Three busy local roadways are now eligible to get a boost from the federal government. This week, the Fairfax County Parkway, Prince William Parkway and Franconia-Springfield Parkway were transferred from secondary to primary road status by the Commonwealth Transportation Board. That means that federal money is available for multiple projects, including paving, guardrail and bridge repairs.
"Federal funding typically covers 80 percent of the cost to maintain interstates and primary roads, with the remaining 20 percent from state funds," according to a Virginia Department of Transportation press release.
New Classification Means a New Name
- The 32-mile Fairfax County Parkway, which accommodates 22,000-75,000 vehicles a day, while be renamed from Route 7100 to Route 286.
- The four-mile Franconia-Springfield Parkway (Route 7900), which carries between 53,000 and 57,000 vehicles per day, will be renamed Route 289.
- The 16-mile Prince William Parkway (Route 3000), which carries between 25,000 and 54,000 vehicles per day, will be renamed Route 294.

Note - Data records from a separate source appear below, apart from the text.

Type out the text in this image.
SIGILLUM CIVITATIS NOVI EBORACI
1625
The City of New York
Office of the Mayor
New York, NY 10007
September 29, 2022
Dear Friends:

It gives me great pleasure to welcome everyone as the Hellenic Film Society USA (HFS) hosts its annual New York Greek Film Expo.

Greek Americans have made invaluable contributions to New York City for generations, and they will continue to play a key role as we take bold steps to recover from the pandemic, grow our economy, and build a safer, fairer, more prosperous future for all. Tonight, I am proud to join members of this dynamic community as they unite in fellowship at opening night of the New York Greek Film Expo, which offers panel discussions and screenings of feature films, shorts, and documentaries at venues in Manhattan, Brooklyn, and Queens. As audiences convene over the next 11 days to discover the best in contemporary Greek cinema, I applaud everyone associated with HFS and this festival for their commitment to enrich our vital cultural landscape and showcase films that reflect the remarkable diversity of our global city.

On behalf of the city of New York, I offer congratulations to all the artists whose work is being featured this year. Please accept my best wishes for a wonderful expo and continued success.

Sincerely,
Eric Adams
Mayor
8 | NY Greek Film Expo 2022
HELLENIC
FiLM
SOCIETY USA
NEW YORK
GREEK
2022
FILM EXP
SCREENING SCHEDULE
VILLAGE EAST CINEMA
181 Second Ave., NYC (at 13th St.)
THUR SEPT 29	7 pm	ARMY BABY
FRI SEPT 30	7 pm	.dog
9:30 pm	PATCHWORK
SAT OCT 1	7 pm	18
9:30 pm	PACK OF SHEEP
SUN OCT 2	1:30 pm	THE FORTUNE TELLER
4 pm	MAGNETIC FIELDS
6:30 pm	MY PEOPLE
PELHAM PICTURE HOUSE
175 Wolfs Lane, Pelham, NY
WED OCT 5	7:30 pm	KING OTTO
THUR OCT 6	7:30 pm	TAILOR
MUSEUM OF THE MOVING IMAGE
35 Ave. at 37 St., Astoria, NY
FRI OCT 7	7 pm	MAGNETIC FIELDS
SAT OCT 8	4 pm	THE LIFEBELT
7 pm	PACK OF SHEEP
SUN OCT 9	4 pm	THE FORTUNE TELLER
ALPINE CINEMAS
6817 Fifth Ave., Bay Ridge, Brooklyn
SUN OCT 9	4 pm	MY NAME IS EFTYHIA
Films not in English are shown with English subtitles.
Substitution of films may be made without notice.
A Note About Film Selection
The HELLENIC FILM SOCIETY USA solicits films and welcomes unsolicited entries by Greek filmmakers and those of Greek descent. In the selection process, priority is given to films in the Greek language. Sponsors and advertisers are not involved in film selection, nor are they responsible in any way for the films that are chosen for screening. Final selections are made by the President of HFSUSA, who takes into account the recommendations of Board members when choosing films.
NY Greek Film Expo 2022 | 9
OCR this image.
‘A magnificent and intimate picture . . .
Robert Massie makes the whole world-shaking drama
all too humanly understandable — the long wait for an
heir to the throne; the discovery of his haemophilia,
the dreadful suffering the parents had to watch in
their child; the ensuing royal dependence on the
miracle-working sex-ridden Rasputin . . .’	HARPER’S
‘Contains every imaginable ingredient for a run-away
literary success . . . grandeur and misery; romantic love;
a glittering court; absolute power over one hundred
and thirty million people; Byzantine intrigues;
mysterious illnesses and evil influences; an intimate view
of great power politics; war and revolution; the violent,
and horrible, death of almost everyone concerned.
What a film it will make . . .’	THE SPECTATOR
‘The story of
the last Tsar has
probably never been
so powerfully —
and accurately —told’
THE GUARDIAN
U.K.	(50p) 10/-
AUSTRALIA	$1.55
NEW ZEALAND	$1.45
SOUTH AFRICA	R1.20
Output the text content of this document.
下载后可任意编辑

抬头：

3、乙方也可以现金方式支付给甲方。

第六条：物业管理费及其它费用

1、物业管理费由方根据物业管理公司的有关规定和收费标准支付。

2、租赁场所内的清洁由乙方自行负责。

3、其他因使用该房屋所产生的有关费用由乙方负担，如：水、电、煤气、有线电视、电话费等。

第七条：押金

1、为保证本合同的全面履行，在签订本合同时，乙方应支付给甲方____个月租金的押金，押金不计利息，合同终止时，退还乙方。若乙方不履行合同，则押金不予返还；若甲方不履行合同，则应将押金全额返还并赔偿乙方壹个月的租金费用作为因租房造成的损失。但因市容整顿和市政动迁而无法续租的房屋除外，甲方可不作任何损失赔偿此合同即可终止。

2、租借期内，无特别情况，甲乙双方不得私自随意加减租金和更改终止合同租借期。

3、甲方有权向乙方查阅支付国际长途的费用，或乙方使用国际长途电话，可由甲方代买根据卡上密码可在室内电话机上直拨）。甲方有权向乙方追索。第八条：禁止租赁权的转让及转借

To avoid confusion, over the next three months VDOT will replace old road identification signs with new route signs and additional signs indicating “Old Route 7100,” “Old Route 3000,” and “Old Route 7900”. Expect to see both signs for about a year.
There are now about 470 miles of primary roads in northern Virginia, and 8,000 miles of primary roads statewide, according to VDOT.